Date: Wed, 9 Jun 2021 14:41:40 +0000

Thanks Greg,

  So in this instance (not using PPS), do I just ignore any mention of 
configuration when moving forward with the guide? Also just leaving out the PPS 
section of the ntp.conf?

e.g. do not enter the lines :

   # GPS PPS reference (NTP1)
   server 127.127.28.1 prefer
   fudge 127.127.28.1 refid PPS


--Josh
-----Original Message-----
From: Greg Troxel <gdt@lexort.com> 
Sent: Wednesday, June 9, 2021 9:16 AM
To: Stein, Josh <josh@anl.gov>
Cc: gpsd users <gpsd-users@nongnu.org>
Subject: Re: Using non-PPS receiver for ntpd?


"Stein, Josh" <josh@anl.gov> writes:

>   I currently only have access to a USB GPS receiver connected to an 
> rPi which does not supply PPS data.

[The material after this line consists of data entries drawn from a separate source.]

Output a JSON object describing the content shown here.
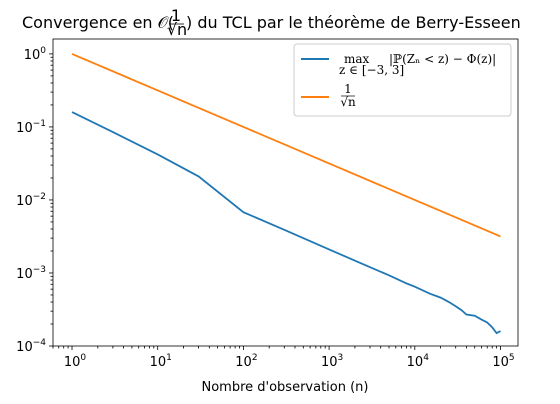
{
  "chart_data": {
    "type": "line",
    "title": "Convergence en 𝒪(1/√n) du TCL par le théorème de Berry-Esseen",
    "title_parts": {
      "prefix": "Convergence en 𝒪(",
      "frac_num": "1",
      "frac_den": "√n",
      "suffix": ") du TCL par le théorème de Berry-Esseen"
    },
    "xlabel": "Nombre d'observation (n)",
    "ylabel": "",
    "x_scale": "log",
    "y_scale": "log",
    "xlim": [
      0.6,
      160000
    ],
    "ylim": [
      0.0001,
      1.6
    ],
    "grid": false,
    "legend_position": "top-right",
    "x_ticks": [
      {
        "value": 1,
        "base": "10",
        "exp": "0"
      },
      {
        "value": 10,
        "base": "10",
        "exp": "1"
      },
      {
        "value": 100,
        "base": "10",
        "exp": "2"
      },
      {
        "value": 1000,
        "base": "10",
        "exp": "3"
      },
      {
        "value": 10000,
        "base": "10",
        "exp": "4"
      },
      {
        "value": 100000,
        "base": "10",
        "exp": "5"
      }
    ],
    "y_ticks": [
      {
        "value": 0.0001,
        "base": "10",
        "exp": "−4"
      },
      {
        "value": 0.001,
        "base": "10",
        "exp": "−3"
      },
      {
        "value": 0.01,
        "base": "10",
        "exp": "−2"
      },
      {
        "value": 0.1,
        "base": "10",
        "exp": "−1"
      },
      {
        "value": 1,
        "base": "10",
        "exp": "0"
      }
    ],
    "series": [
      {
        "name": "max_{z∈[−3,3]} |ℙ(Zₙ < z) − Φ(z)|",
        "legend_main": "max",
        "legend_sub": "z ∈ [−3, 3]",
        "legend_expr": "|ℙ(Zₙ < z) − Φ(z)|",
        "color": "#1f77b4",
        "x": [
          1,
          3,
          10,
          30,
          100,
          300,
          1000,
          3000,
          5000,
          8000,
          10000,
          15000,
          20000,
          25000,
          30000,
          35000,
          40000,
          50000,
          60000,
          70000,
          80000,
          90000,
          100000
        ],
        "values": [
          0.16,
          0.085,
          0.042,
          0.021,
          0.0068,
          0.0039,
          0.0021,
          0.0012,
          0.00093,
          0.00072,
          0.00065,
          0.00052,
          0.00046,
          0.0004,
          0.00035,
          0.00031,
          0.00027,
          0.00026,
          0.00023,
          0.00021,
          0.00018,
          0.00015,
          0.00016
        ]
      },
      {
        "name": "1/√n",
        "legend_num": "1",
        "legend_den": "√n",
        "color": "#ff7f0e",
        "x": [
          1,
          10,
          100,
          1000,
          10000,
          100000
        ],
        "values": [
          1,
          0.316227766,
          0.1,
          0.0316227766,
          0.01,
          0.00316227766
        ]
      }
    ]
  }
}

Despite the lack of PPS accuracy, 
> I would like to use this receiver as a clock source to the ntp daemon 
> running on that Pi. This Pi in turn will serve time to the other 
> devices on my setup giving me a relative synchronization of their 
> clocks. In this particular instance, I can tolerate some pretty 
> egregious jitter - on the order of tens of seconds.
>
> My first question is fundamental - given the discussion in the guide 
> here (https://gpsd.gitlab.io/gpsd/gpsd-time-service-howto.html), is it 
> even feasible to use a non PPS receiver in this role?

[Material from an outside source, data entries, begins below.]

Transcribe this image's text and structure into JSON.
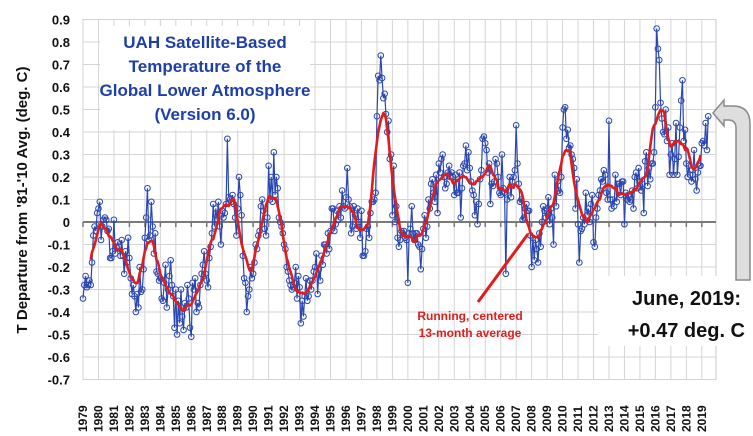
{
  "chart_data": {
    "type": "line",
    "title": [
      "UAH Satellite-Based",
      "Temperature of the",
      "Global Lower Atmosphere",
      "(Version 6.0)"
    ],
    "ylabel": "T Departure from '81-'10 Avg. (deg. C)",
    "xlabel": "",
    "ylim": [
      -0.7,
      0.9
    ],
    "yticks": [
      "0.9",
      "0.8",
      "0.7",
      "0.6",
      "0.5",
      "0.4",
      "0.3",
      "0.2",
      "0.1",
      "0",
      "-0.1",
      "-0.2",
      "-0.3",
      "-0.4",
      "-0.5",
      "-0.6",
      "-0.7"
    ],
    "xticks": [
      "1979",
      "1980",
      "1981",
      "1982",
      "1983",
      "1984",
      "1985",
      "1986",
      "1987",
      "1988",
      "1989",
      "1990",
      "1991",
      "1992",
      "1993",
      "1994",
      "1995",
      "1996",
      "1997",
      "1998",
      "1999",
      "2000",
      "2001",
      "2002",
      "2003",
      "2004",
      "2005",
      "2006",
      "2007",
      "2008",
      "2009",
      "2010",
      "2011",
      "2012",
      "2013",
      "2014",
      "2015",
      "2016",
      "2017",
      "2018",
      "2019"
    ],
    "grid": true,
    "start": "1979-01",
    "end": "2019-06",
    "series": [
      {
        "kind": "monthly",
        "color": "#2a47b0",
        "marker": "open-circle",
        "values_by_year": {
          "1979": [
            -0.34,
            -0.28,
            -0.24,
            -0.29,
            -0.28,
            -0.26,
            -0.28,
            -0.18,
            -0.06,
            -0.02,
            -0.04,
            0.04
          ],
          "1980": [
            0.06,
            0.09,
            -0.08,
            -0.02,
            0.01,
            0.02,
            0.01,
            -0.04,
            -0.03,
            -0.16,
            -0.16,
            -0.13
          ],
          "1981": [
            0.01,
            -0.14,
            -0.11,
            -0.09,
            -0.11,
            -0.15,
            -0.08,
            -0.15,
            -0.23,
            -0.13,
            -0.18,
            -0.07
          ],
          "1982": [
            -0.16,
            -0.25,
            -0.32,
            -0.28,
            -0.33,
            -0.4,
            -0.32,
            -0.38,
            -0.2,
            -0.31,
            -0.3,
            -0.21
          ],
          "1983": [
            -0.07,
            0.02,
            0.15,
            -0.08,
            -0.06,
            0.09,
            -0.02,
            -0.14,
            -0.05,
            -0.22,
            -0.23,
            -0.26
          ],
          "1984": [
            -0.25,
            -0.34,
            -0.35,
            -0.27,
            -0.19,
            -0.38,
            -0.3,
            -0.24,
            -0.17,
            -0.28,
            -0.33,
            -0.47
          ],
          "1985": [
            -0.3,
            -0.5,
            -0.35,
            -0.45,
            -0.3,
            -0.42,
            -0.48,
            -0.36,
            -0.38,
            -0.28,
            -0.34,
            -0.47
          ],
          "1986": [
            -0.51,
            -0.27,
            -0.3,
            -0.25,
            -0.4,
            -0.36,
            -0.38,
            -0.28,
            -0.23,
            -0.19,
            -0.13,
            -0.23
          ],
          "1987": [
            -0.26,
            -0.29,
            -0.16,
            -0.11,
            -0.05,
            0.08,
            -0.02,
            0.06,
            0.01,
            0.09,
            -0.02,
            -0.1
          ],
          "1988": [
            0.05,
            0.02,
            0.04,
            0.08,
            0.37,
            0.11,
            0.1,
            0.09,
            0.12,
            0.08,
            0.02,
            -0.06
          ],
          "1989": [
            0.06,
            0.2,
            0.12,
            0.03,
            -0.15,
            -0.25,
            -0.27,
            -0.4,
            -0.33,
            -0.3,
            -0.2,
            -0.25
          ],
          "1990": [
            -0.23,
            -0.18,
            -0.1,
            -0.12,
            -0.06,
            -0.04,
            0.07,
            0.1,
            0.05,
            -0.03,
            -0.06,
            0.02
          ],
          "1991": [
            0.25,
            0.1,
            0.2,
            0.09,
            0.31,
            0.12,
            0.2,
            0.15,
            0.02,
            0.0,
            -0.02,
            -0.05
          ],
          "1992": [
            -0.1,
            -0.12,
            -0.2,
            -0.22,
            -0.26,
            -0.28,
            -0.3,
            -0.29,
            -0.27,
            -0.2,
            -0.34,
            -0.24
          ],
          "1993": [
            -0.29,
            -0.45,
            -0.35,
            -0.42,
            -0.33,
            -0.25,
            -0.35,
            -0.33,
            -0.26,
            -0.3,
            -0.26,
            -0.22
          ],
          "1994": [
            -0.2,
            -0.14,
            -0.32,
            -0.21,
            -0.26,
            -0.15,
            -0.19,
            -0.1,
            -0.1,
            -0.14,
            -0.05,
            -0.12
          ],
          "1995": [
            -0.04,
            0.06,
            0.06,
            -0.04,
            -0.01,
            0.05,
            0.01,
            0.07,
            0.02,
            0.14,
            0.07,
            0.06
          ],
          "1996": [
            0.11,
            0.24,
            0.1,
            0.07,
            -0.05,
            -0.02,
            0.07,
            0.03,
            -0.03,
            0.06,
            0.0,
            -0.07
          ],
          "1997": [
            0.05,
            -0.15,
            -0.15,
            -0.13,
            -0.03,
            -0.02,
            -0.07,
            0.04,
            0.09,
            0.09,
            0.1,
            0.13
          ],
          "1998": [
            0.47,
            0.65,
            0.63,
            0.74,
            0.64,
            0.55,
            0.57,
            0.48,
            0.4,
            0.45,
            0.28,
            0.3
          ],
          "1999": [
            0.03,
            0.25,
            0.0,
            0.07,
            -0.07,
            -0.11,
            -0.08,
            -0.04,
            -0.05,
            -0.04,
            -0.07,
            -0.08
          ],
          "2000": [
            -0.27,
            -0.05,
            -0.03,
            0.07,
            -0.05,
            -0.08,
            -0.05,
            -0.05,
            -0.1,
            -0.11,
            -0.21,
            -0.12
          ],
          "2001": [
            -0.03,
            0.03,
            -0.07,
            -0.02,
            0.1,
            0.06,
            0.17,
            0.19,
            0.13,
            0.09,
            0.21,
            0.04
          ],
          "2002": [
            0.26,
            0.22,
            0.28,
            0.3,
            0.2,
            0.15,
            0.17,
            0.22,
            0.25,
            0.2,
            0.22,
            0.2
          ],
          "2003": [
            0.12,
            0.21,
            0.13,
            0.13,
            0.22,
            0.02,
            0.15,
            0.25,
            0.26,
            0.34,
            0.23,
            0.31
          ],
          "2004": [
            0.24,
            0.18,
            0.14,
            0.12,
            0.03,
            0.09,
            -0.01,
            0.08,
            0.19,
            0.23,
            0.37,
            0.38
          ],
          "2005": [
            0.35,
            0.32,
            0.22,
            0.26,
            0.08,
            0.17,
            0.16,
            0.18,
            0.28,
            0.26,
            0.2,
            0.13
          ],
          "2006": [
            0.12,
            0.3,
            0.15,
            0.13,
            -0.23,
            0.1,
            0.14,
            0.2,
            0.11,
            0.18,
            0.2,
            0.23
          ],
          "2007": [
            0.43,
            0.26,
            0.17,
            0.09,
            0.1,
            0.01,
            0.02,
            0.06,
            0.08,
            0.05,
            0.05,
            -0.06
          ],
          "2008": [
            -0.2,
            -0.07,
            -0.17,
            -0.08,
            -0.12,
            -0.18,
            -0.05,
            -0.11,
            0.0,
            0.07,
            0.05,
            0.02
          ],
          "2009": [
            0.06,
            0.11,
            -0.01,
            0.06,
            0.02,
            -0.1,
            0.21,
            0.07,
            0.18,
            0.14,
            0.13,
            0.2
          ],
          "2010": [
            0.42,
            0.5,
            0.51,
            0.37,
            0.41,
            0.33,
            0.34,
            0.3,
            0.28,
            0.24,
            0.06,
            0.19
          ],
          "2011": [
            -0.01,
            -0.18,
            -0.04,
            -0.03,
            0.02,
            -0.01,
            0.13,
            0.03,
            0.06,
            0.0,
            0.08,
            0.12
          ],
          "2012": [
            -0.09,
            -0.11,
            0.02,
            0.06,
            0.12,
            0.14,
            0.19,
            0.18,
            0.23,
            0.21,
            0.13,
            0.1
          ],
          "2013": [
            0.45,
            0.1,
            0.06,
            0.1,
            0.07,
            0.21,
            0.09,
            0.17,
            0.17,
            0.12,
            0.18,
            0.18
          ],
          "2014": [
            -0.01,
            0.13,
            0.1,
            0.12,
            0.09,
            0.1,
            0.14,
            0.06,
            0.2,
            0.22,
            0.15,
            0.24
          ],
          "2015": [
            0.18,
            0.14,
            0.17,
            0.04,
            0.27,
            0.31,
            0.16,
            0.24,
            0.19,
            0.26,
            0.26,
            0.31
          ],
          "2016": [
            0.51,
            0.86,
            0.77,
            0.72,
            0.53,
            0.46,
            0.4,
            0.39,
            0.5,
            0.36,
            0.42,
            0.21
          ],
          "2017": [
            0.3,
            0.35,
            0.21,
            0.28,
            0.44,
            0.21,
            0.29,
            0.42,
            0.54,
            0.63,
            0.36,
            0.41
          ],
          "2018": [
            0.26,
            0.2,
            0.25,
            0.21,
            0.18,
            0.21,
            0.32,
            0.19,
            0.14,
            0.22,
            0.25,
            0.25
          ],
          "2019": [
            0.35,
            0.36,
            0.34,
            0.44,
            0.32,
            0.47
          ]
        }
      },
      {
        "kind": "running-mean",
        "window_months": 13,
        "color": "#e01c1c"
      }
    ],
    "annotations": {
      "running_mean_label": [
        "Running, centered",
        "13-month average"
      ],
      "latest_label": [
        "June, 2019:",
        "+0.47 deg. C"
      ]
    }
  }
}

Yes, it is entirely feasible.    The time synchronization will have two
accuracy problems:

  a delay of very roughly 100 ms

  variance in that delay

You can calibrate the delay by observing other systems and using fudge in the 
NTP config.

The resulting accuracy problems can be viewed as within specification or 
terrible, depending on your requirements.  The HOWTO tends to take the view 
that every microsecond must be right, or the apocalypse is at hand, and doesn't 
really address the (common IMHO) situation of people with non-PPS setups that 
would like time that is good to 100ms or maybe even
10 ms and works reliably without an internet connection.   My own view
is that time sync within 1s is vastly better than no time sync, even though I 
tend to want better.

I don't have my notes handy, but I ran a Truetime XL-DC in non-pps mode for 
years, and (separately) did calibrations for a few USB GPS (u-blox).
I remember delays in the 90-150 ms range.


If you don't care that your whole setup is 150 ms slow, you can just ignore 
that.  But if you have internet sometime, I'd advise adjusting fudge to make 
the local GPS-derived time line up with the Internet
sources.   Or just guess 100 ms, which is a better guess than 0.